Poznań has always been close to Szlaga’s heart, creativity, and wit. The artist earned an honors degree in painting from the Academy of Fine Arts (2005) and holds a PhD in painting from the University of Art in Poznań (2011). Perhaps more importantly, he was a member of PENERSTWO, an art group he co-founded in 2007, alongside peers Wojciech Bąkowski, Piotr Bosacki, Tomasz Mróz, Konrad Smoleński, Magdalena Starska, and Iza Tarasewicz. The term “penerstwo”, which broadly refers to people living on the social margins, is associated with a cultural symbolism that is unique to Poznań. However, thanks to Michał Lasota’s efforts, the group and its members have also ventured beyond the city. PENERSTWO did not start with a particular aesthetic, but Szlaga claims that “it was a bold power move in a void” and a “self-propelling machine”.

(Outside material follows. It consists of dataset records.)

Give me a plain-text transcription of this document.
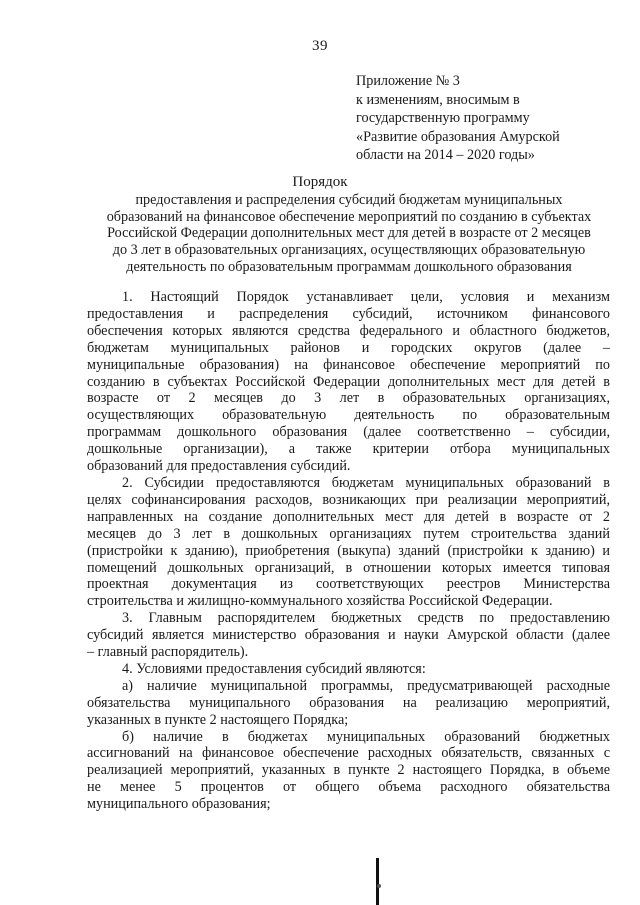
39
Приложение № 3
к изменениям, вносимым в
государственную программу
«Развитие образования Амурской
области на 2014 – 2020 годы»
Порядок
предоставления и распределения субсидий бюджетам муниципальных
образований на финансовое обеспечение мероприятий по созданию в субъектах
Российской Федерации дополнительных мест для детей в возрасте от 2 месяцев
до 3 лет в образовательных организациях, осуществляющих образовательную
деятельность по образовательным программам дошкольного образования
1. Настоящий Порядок устанавливает цели, условия и механизм
предоставления и распределения субсидий, источником финансового
обеспечения которых являются средства федерального и областного бюджетов,
бюджетам муниципальных районов и городских округов (далее –
муниципальные образования) на финансовое обеспечение мероприятий по
созданию в субъектах Российской Федерации дополнительных мест для детей в
возрасте от 2 месяцев до 3 лет в образовательных организациях,
осуществляющих образовательную деятельность по образовательным
программам дошкольного образования (далее соответственно – субсидии,
дошкольные организации), а также критерии отбора муниципальных
образований для предоставления субсидий.
2. Субсидии предоставляются бюджетам муниципальных образований в
целях софинансирования расходов, возникающих при реализации мероприятий,
направленных на создание дополнительных мест для детей в возрасте от 2
месяцев до 3 лет в дошкольных организациях путем строительства зданий
(пристройки к зданию), приобретения (выкупа) зданий (пристройки к зданию) и
помещений дошкольных организаций, в отношении которых имеется типовая
проектная документация из соответствующих реестров Министерства
строительства и жилищно-коммунального хозяйства Российской Федерации.
3. Главным распорядителем бюджетных средств по предоставлению
субсидий является министерство образования и науки Амурской области (далее
– главный распорядитель).
4. Условиями предоставления субсидий являются:
а) наличие муниципальной программы, предусматривающей расходные
обязательства муниципального образования на реализацию мероприятий,
указанных в пункте 2 настоящего Порядка;
б) наличие в бюджетах муниципальных образований бюджетных
ассигнований на финансовое обеспечение расходных обязательств, связанных с
реализацией мероприятий, указанных в пункте 2 настоящего Порядка, в объеме
не менее 5 процентов от общего объема расходного обязательства
муниципального образования;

At first, the group consisted of five young men, like a boy band, but later also included Magda Starska and Iza Tarasewicz. This did not mean the end of the boy band, however. Instead, the idea of combining distinct energies, emanating from various bold propositions, came to the fore. Indeed, Pan Pan RDK aims to show this chunk of history which stands out for its time-capsule energy, mediated through technological traces and artifacts: video recordings, sounds, and costumes used in various performances. The first floor and the lower level of the exhibition are devoted to PENERSTWO and bring together artworks created by each of the group’s members, including Szlaga’s enigmatic Ziemiak Ziemek created in collaboration with Wojciech Bąkowski. Magda Starska’s 2008 piece Ice Melting, greets visitors with an untamed, hopeful gesture.

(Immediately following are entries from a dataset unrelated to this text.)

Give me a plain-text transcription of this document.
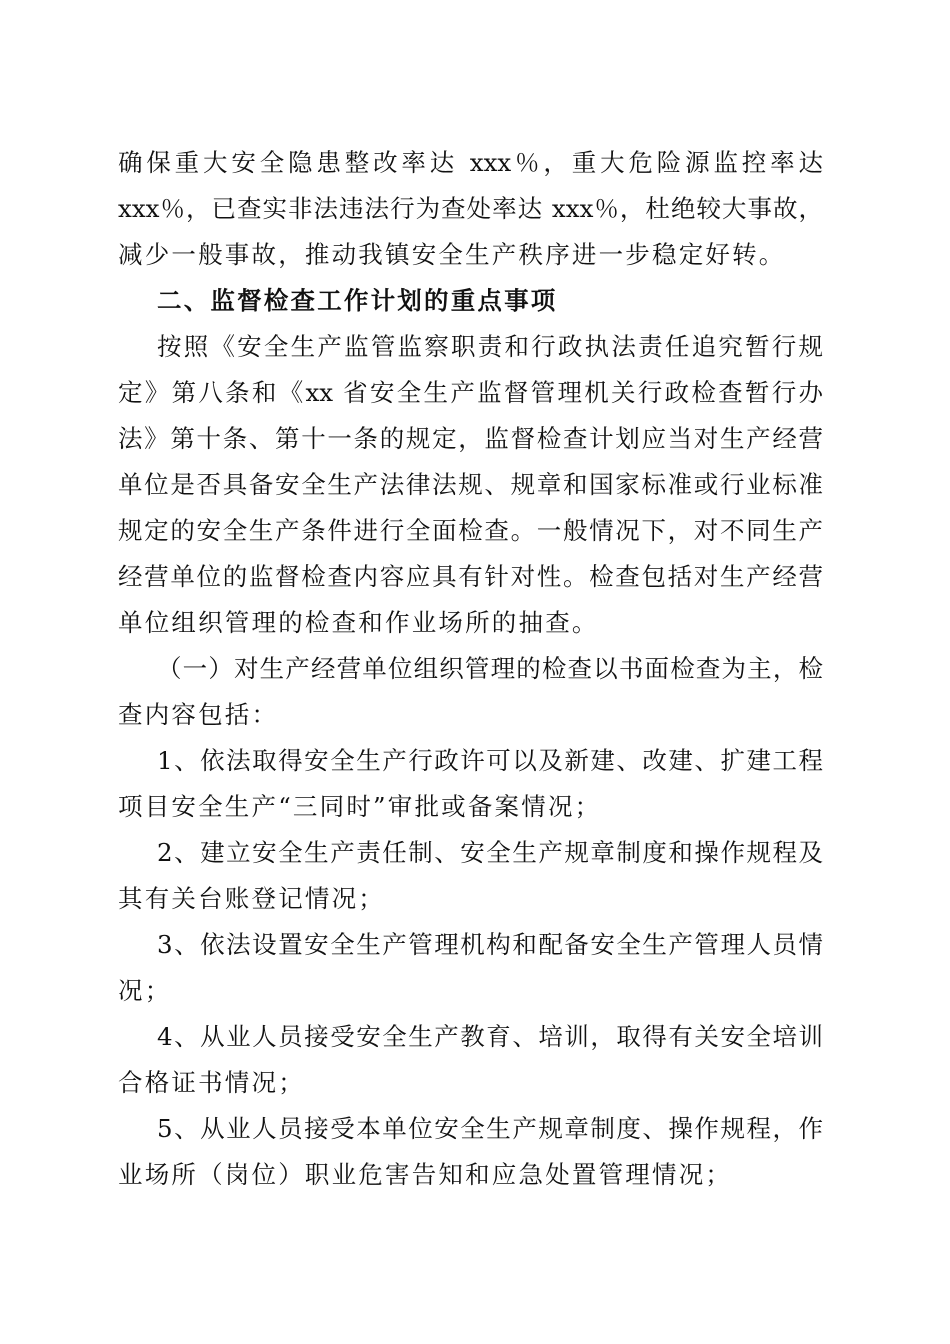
确保重大安全隐患整改率达 xxx％，重大危险源监控率达
xxx％，已查实非法违法行为查处率达 xxx％，杜绝较大事故，
减少一般事故，推动我镇安全生产秩序进一步稳定好转。
二、监督检查工作计划的重点事项
按照《安全生产监管监察职责和行政执法责任追究暂行规
定》第八条和《xx 省安全生产监督管理机关行政检查暂行办
法》第十条、第十一条的规定，监督检查计划应当对生产经营
单位是否具备安全生产法律法规、规章和国家标准或行业标准
规定的安全生产条件进行全面检查。一般情况下，对不同生产
经营单位的监督检查内容应具有针对性。检查包括对生产经营
单位组织管理的检查和作业场所的抽查。
（一）对生产经营单位组织管理的检查以书面检查为主，检
查内容包括：
1、依法取得安全生产行政许可以及新建、改建、扩建工程
项目安全生产“三同时”审批或备案情况；
2、建立安全生产责任制、安全生产规章制度和操作规程及
其有关台账登记情况；
3、依法设置安全生产管理机构和配备安全生产管理人员情
况；
4、从业人员接受安全生产教育、培训，取得有关安全培训
合格证书情况；
5、从业人员接受本单位安全生产规章制度、操作规程，作
业场所（岗位）职业危害告知和应急处置管理情况；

Radek Szlaga keeps sketchbooks with him all the time. When speaking about figuration and the importance of texts, he names this medium as the favorite for combining these two pictorial strategies. Interestingly, sketchbooks have largely been a medium neglected by art conservators. For the artist, however, this is a kinky medium that allows for building, often to a striking effect, an unmediated relation. When discussing his sketchbooks – reunited for this show except for Freedom Club, that sadly was lost by a third party – Szlaga reveals that they help him deal with a compulsive desire to paint everything, the entire world and beyond, to create and present overlooked opinions and narratives. They also convey a sense of animation, and the artist considers them as a “kind of motion picture” which relies on the active participation of the visitors.

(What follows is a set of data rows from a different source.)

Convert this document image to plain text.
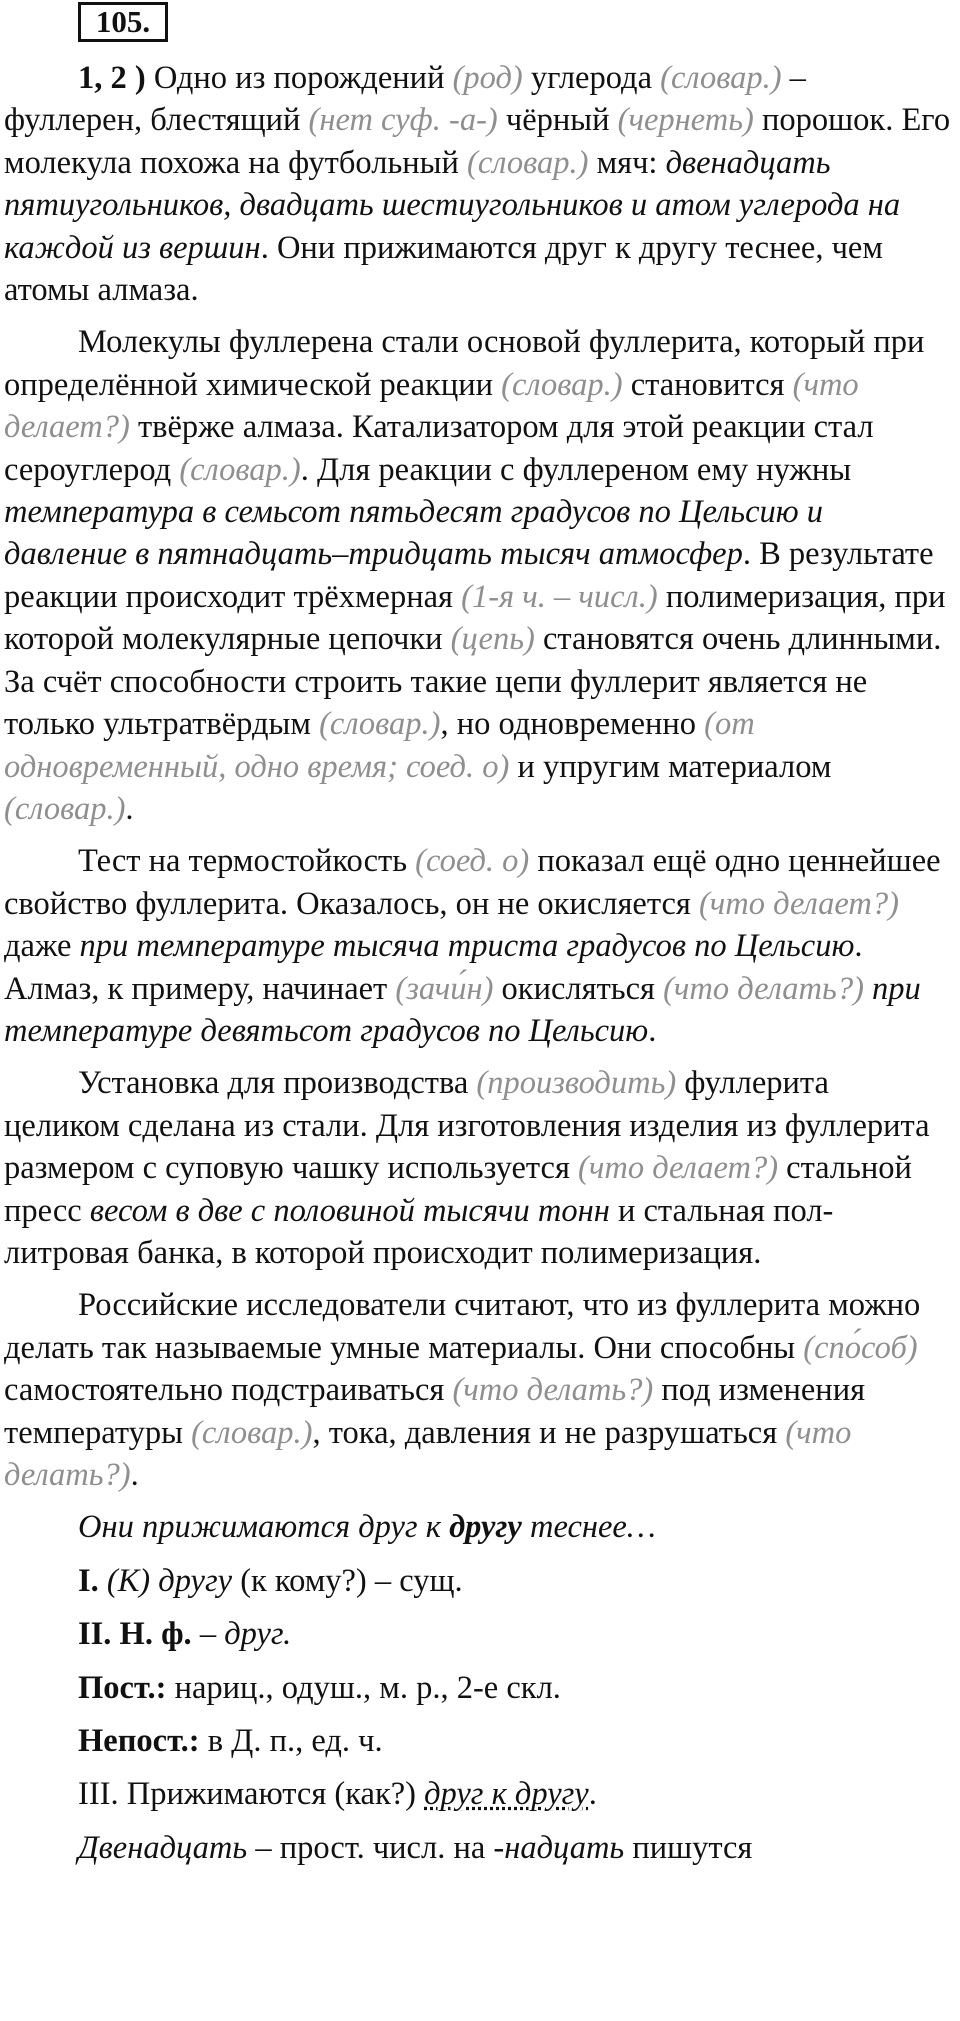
105.

1, 2 ) Одно из порождений (род) углерода (словар.) – фуллерен, блестящий (нет суф. -а-) чёрный (чернеть) порошок. Его молекула похожа на футбольный (словар.) мяч: двенадцать пятиугольников, двадцать шестиугольников и атом углерода на каждой из вершин. Они прижимаются друг к другу теснее, чем атомы алмаза.

Молекулы фуллерена стали основой фуллерита, который при определённой химической реакции (словар.) становится (что делает?) твёрже алмаза. Катализатором для этой реакции стал сероуглерод (словар.). Для реакции с фуллереном ему нужны температура в семьсот пятьдесят градусов по Цельсию и давление в пятнадцать–тридцать тысяч атмосфер. В результате реакции происходит трёхмерная (1-я ч. – числ.) полимеризация, при которой молекулярные цепочки (цепь) становятся очень длинными. За счёт способности строить такие цепи фуллерит является не только ультратвёрдым (словар.), но одновременно (от одновременный, одно время; соед. о) и упругим материалом (словар.).

Тест на термостойкость (соед. о) показал ещё одно ценнейшее свойство фуллерита. Оказалось, он не окисляется (что делает?) даже при температуре тысяча триста градусов по Цельсию. Алмаз, к примеру, начинает (зачи́н) окисляться (что делать?) при температуре девятьсот градусов по Цельсию.

Установка для производства (производить) фуллерита целиком сделана из стали. Для изготовления изделия из фуллерита размером с суповую чашку используется (что делает?) стальной пресс весом в две с половиной тысячи тонн и стальная пол-литровая банка, в которой происходит полимеризация.

Российские исследователи считают, что из фуллерита можно делать так называемые умные материалы. Они способны (спо́соб) самостоятельно подстраиваться (что делать?) под изменения температуры (словар.), тока, давления и не разрушаться (что делать?).

Они прижимаются друг к другу теснее…

I. (К) другу (к кому?) – сущ.

II. Н. ф. – друг.

Пост.: нариц., одуш., м. р., 2-е скл.

Непост.: в Д. п., ед. ч.

III. Прижимаются (как?) друг к другу.

Двенадцать – прост. числ. на -надцать пишутся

In the main exhibition space, a series of textile works entitled Places I Had No Intention of Seeing (2019–ongoing) operates in a similar manner. The pieces constitute large-scale diaries, including accounts of imaginary places, and originate from various impulses, urges, and locations. The artist keeps reworking, cutting them up, and sewing them back together, while introducing new formal and material elements. In essence, they depict the artist’s personal geography, including a map of his studio. These pieces seem to clash with Szlaga’s sculptural works presented downstairs (Various Deities, 2018–2020), but remain similar in spirit, because they also emerge from a combination of materials.
Here, the terror and humor of the past perhaps give way to a sense of wisdom. Brought together in the Pan Pan RDK exhibition, these two elements serve as a statement that underpins a good, mid-career show: a distinct attitude of a good, bad boy.